I must say I experiment a lot with Lightmapping in Unity using Beast and I have never wrote anything about it, so I wanted to share what it is and how it might be useful to some of you.
Since the time of Quake which was the first video game to utilize lightmapping, Unity has integrated the Beast lightmapping technology for both the pro and free version, yes! you can use expensive rendering power for free on your games, I know what your thinking…this is awesome, and it is, lightmaps can really bring your environments to life.
What are lightmaps?
If you have read this far without knowing what lightmaps are, I’ll give a quick overview, a typical lightmap is light data stored into a texture and applied to static objects in your scene, lightmaps in Unity take into account meshes, textures, materials and lights.
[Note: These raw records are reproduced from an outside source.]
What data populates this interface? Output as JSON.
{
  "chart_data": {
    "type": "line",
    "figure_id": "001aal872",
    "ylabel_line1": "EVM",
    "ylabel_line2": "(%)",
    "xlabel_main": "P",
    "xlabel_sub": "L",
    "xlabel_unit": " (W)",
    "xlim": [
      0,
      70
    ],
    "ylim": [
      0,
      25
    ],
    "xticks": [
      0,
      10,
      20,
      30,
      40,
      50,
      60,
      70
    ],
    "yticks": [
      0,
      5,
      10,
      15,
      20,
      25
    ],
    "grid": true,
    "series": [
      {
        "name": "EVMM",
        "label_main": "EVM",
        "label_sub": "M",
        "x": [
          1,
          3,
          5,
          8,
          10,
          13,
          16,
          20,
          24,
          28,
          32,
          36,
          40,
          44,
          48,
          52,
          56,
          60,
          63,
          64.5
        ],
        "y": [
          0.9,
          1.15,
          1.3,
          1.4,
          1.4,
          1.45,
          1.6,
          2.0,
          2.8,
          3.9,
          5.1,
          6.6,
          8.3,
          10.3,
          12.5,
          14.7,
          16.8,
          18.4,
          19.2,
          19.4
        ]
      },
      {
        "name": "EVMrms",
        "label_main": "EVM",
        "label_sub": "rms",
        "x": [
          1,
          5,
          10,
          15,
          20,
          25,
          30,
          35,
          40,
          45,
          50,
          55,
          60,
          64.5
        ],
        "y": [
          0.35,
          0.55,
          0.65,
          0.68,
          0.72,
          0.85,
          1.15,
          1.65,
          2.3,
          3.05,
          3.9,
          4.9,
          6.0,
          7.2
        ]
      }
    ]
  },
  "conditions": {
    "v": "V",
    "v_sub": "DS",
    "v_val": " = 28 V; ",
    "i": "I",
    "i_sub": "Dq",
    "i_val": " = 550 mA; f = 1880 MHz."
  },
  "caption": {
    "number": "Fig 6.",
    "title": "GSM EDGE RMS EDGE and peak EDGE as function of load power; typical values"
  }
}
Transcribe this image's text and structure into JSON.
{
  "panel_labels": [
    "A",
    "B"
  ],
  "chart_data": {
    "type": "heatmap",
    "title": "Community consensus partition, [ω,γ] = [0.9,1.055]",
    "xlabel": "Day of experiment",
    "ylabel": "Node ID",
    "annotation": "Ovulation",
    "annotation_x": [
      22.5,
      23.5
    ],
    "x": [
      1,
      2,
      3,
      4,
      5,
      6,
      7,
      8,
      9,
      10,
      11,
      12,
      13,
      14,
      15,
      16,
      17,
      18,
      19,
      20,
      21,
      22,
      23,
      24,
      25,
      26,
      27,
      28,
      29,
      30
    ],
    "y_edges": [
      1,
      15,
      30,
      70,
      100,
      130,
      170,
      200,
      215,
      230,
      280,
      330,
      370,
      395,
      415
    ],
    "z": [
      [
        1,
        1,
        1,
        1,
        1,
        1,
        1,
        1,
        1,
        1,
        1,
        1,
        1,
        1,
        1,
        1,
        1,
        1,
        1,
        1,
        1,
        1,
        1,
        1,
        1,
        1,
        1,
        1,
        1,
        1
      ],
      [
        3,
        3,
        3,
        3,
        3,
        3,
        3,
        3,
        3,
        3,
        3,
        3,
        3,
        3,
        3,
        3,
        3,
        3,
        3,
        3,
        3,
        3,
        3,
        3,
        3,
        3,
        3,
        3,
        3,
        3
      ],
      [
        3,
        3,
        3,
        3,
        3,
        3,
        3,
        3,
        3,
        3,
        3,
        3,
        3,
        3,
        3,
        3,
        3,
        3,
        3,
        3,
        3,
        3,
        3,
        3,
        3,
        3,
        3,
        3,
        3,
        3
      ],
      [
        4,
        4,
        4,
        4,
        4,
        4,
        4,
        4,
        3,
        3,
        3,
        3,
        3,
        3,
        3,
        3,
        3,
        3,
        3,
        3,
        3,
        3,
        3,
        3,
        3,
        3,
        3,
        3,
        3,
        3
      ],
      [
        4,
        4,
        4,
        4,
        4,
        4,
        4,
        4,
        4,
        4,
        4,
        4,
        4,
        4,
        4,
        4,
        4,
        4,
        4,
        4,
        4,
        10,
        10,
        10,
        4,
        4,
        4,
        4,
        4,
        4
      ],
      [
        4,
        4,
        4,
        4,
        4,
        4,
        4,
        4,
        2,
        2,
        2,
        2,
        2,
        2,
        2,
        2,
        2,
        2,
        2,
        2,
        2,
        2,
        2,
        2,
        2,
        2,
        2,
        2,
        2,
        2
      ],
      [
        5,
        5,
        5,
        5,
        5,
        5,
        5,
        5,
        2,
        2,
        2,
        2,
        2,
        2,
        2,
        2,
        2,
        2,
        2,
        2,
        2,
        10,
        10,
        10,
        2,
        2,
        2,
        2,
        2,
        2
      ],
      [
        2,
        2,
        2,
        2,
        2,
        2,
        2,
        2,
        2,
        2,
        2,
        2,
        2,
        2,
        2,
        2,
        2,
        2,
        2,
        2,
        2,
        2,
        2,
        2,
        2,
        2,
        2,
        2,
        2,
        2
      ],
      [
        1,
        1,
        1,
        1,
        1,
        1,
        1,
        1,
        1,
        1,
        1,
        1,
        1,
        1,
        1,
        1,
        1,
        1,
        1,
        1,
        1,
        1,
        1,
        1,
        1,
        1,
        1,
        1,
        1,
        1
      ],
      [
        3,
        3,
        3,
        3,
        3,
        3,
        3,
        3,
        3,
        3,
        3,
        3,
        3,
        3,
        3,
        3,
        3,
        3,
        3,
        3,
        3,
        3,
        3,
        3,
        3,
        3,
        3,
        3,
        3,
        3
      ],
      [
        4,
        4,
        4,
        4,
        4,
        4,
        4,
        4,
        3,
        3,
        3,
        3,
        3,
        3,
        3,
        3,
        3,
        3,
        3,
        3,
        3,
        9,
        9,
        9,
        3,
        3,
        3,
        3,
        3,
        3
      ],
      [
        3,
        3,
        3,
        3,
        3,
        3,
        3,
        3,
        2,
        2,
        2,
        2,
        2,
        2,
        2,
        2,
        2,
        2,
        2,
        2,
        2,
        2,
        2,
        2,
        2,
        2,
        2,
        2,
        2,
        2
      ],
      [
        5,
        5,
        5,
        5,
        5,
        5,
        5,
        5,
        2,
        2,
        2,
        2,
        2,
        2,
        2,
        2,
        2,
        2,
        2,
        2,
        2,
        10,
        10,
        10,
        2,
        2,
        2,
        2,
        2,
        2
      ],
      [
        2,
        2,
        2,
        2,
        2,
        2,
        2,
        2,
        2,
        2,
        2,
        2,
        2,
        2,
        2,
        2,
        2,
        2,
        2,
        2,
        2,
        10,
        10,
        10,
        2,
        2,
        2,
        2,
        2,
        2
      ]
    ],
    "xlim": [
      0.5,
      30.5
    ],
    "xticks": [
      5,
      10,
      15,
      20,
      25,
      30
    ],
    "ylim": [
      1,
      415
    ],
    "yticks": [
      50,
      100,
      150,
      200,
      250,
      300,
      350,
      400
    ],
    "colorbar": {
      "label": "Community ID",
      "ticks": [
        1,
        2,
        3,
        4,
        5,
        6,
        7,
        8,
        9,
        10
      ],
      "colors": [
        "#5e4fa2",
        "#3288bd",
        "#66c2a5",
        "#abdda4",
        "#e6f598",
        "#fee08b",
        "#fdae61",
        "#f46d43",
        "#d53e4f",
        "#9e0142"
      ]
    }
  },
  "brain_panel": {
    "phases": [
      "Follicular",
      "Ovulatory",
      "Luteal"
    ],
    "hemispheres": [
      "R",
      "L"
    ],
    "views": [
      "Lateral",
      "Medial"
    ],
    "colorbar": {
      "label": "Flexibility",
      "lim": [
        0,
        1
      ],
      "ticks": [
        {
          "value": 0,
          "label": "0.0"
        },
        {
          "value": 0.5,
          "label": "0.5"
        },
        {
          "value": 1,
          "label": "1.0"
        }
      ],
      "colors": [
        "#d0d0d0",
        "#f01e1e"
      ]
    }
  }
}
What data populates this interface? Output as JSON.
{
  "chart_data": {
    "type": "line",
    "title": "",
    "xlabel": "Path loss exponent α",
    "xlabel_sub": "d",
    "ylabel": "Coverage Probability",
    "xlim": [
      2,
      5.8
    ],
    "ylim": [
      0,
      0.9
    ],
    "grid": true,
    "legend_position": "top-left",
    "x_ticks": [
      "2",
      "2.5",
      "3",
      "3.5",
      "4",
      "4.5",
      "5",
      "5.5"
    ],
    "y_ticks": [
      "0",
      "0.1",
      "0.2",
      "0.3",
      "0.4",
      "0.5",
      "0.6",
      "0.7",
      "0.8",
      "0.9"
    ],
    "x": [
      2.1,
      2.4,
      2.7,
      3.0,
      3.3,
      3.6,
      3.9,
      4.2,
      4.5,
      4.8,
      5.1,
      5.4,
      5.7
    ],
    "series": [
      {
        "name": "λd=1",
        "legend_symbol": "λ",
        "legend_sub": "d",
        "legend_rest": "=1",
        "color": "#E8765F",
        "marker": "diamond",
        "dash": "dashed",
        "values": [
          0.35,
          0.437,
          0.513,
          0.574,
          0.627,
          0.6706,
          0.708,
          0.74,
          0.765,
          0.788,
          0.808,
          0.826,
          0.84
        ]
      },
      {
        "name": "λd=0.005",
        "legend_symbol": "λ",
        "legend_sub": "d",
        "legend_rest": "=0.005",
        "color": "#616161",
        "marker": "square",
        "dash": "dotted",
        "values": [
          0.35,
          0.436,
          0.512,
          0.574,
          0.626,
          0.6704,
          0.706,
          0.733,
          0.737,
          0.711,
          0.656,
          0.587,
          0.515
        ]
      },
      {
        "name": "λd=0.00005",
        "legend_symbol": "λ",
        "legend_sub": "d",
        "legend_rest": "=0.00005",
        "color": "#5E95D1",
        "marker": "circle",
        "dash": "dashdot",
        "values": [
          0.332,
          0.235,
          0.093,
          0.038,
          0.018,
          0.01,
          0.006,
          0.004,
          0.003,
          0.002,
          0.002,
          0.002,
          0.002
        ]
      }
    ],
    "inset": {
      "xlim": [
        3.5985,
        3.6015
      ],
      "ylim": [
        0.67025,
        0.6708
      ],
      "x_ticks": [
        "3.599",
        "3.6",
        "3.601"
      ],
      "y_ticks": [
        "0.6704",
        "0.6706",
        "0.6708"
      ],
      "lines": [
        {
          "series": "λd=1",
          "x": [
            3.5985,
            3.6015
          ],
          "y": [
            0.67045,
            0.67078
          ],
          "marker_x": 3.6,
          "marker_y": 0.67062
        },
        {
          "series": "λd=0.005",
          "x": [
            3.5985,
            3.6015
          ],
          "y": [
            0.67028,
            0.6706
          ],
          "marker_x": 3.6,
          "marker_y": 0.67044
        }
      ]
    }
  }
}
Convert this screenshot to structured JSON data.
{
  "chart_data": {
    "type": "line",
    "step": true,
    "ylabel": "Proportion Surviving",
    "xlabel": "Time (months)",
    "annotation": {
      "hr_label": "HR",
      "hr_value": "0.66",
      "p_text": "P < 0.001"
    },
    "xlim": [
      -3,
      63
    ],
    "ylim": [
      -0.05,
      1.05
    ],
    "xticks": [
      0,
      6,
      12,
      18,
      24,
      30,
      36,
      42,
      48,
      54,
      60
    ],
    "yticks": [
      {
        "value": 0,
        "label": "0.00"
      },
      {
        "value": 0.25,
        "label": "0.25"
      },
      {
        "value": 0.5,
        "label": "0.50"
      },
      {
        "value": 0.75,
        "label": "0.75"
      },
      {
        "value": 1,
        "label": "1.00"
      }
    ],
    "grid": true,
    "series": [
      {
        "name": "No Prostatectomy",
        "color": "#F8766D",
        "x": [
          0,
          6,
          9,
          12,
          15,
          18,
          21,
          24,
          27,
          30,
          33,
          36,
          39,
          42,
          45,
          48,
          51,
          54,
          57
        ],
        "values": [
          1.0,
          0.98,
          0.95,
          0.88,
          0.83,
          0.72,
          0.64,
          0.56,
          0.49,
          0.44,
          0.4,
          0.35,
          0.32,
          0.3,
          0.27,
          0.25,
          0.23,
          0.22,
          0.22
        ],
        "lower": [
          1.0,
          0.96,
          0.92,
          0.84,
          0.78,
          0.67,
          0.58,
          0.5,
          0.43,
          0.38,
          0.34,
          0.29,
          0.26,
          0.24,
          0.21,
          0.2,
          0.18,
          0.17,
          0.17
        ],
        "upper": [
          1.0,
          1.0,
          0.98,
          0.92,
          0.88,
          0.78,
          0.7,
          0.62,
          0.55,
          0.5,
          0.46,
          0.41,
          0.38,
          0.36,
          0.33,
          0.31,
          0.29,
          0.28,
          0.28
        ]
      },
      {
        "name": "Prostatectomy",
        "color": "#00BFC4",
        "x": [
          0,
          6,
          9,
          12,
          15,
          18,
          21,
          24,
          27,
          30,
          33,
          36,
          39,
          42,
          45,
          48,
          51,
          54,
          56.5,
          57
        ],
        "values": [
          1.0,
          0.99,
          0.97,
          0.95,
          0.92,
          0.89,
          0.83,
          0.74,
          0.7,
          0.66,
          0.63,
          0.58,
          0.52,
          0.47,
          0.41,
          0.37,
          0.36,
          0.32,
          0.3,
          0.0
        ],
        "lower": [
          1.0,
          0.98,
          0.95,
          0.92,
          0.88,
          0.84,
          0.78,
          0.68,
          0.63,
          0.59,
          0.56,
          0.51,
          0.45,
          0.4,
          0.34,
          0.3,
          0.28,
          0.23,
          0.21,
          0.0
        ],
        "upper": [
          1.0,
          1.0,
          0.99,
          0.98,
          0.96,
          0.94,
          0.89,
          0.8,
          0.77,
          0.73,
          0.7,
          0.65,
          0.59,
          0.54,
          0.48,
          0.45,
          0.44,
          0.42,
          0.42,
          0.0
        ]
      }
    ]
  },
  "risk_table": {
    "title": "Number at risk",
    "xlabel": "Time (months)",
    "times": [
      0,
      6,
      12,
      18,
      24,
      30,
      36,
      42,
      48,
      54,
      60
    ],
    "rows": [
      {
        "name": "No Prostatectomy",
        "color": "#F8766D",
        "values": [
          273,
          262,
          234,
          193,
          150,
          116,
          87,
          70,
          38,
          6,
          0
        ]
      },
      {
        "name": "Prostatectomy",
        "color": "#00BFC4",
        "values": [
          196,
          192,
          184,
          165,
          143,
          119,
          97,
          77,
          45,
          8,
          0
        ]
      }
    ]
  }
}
Unity contains 3 lightmapping modes to choose from, Single Lightmaps. Dual Lightmaps and Directional Lightmaps, each mode has slightly different functionality.
Single lightmap mode uses the far lightmap only, this is a baked texture, so pre-computed and contains full illumination.
Dual Lightmaps use a near and far lightmap texture, the near lightmap texture contains indirect illumination from lights set to auto, full illumination if your lights are set to BakeOnly, emissive materials and sky lights.
This near lightmap is only used when within the distance of the camera, when within the camera distance auto lights are rendered as realtime allowing for specular, bump and realtime shadows, this is not a feature for single lightmaps.
On the right hand side on the image showing dual lightmapping, the near lightmap texture is used, this is because we are within the camera’s distance, near lightmap texture is showing both specular and bump, as if it was realtime lighting. If we were to pan the camera away from the leaf we would eventually not see the bump and spec because it will fallback to the far lightmap, which is shown on the left.
Using Directional lightmapping in Unity has the ability to bake specular and normal maps into the texture without using any realtime lighting, the lightmaps encode the direction of the light so that it can be used in the pixel shader to vary the lighting depending on the per pixel normal and calculates specular for the average light direction.
The image below shows baked specular using directional lightmaps, I have a simple mouse orbit script attached to the camera which allows me to see the specular highlights on all the cubes in the scene.
Other area’s of lightmapping which I haven’t mentioned in any real detail or at all are using emissive materials, they can give some really interesting effects, as well as area lights, light probes and lightmapping dynamic objects, that’s a whole new dimension of fun.
Maybe I’ll write about those some other time, for now I encourage you all to have a play around with lightmapping. Catch you soon!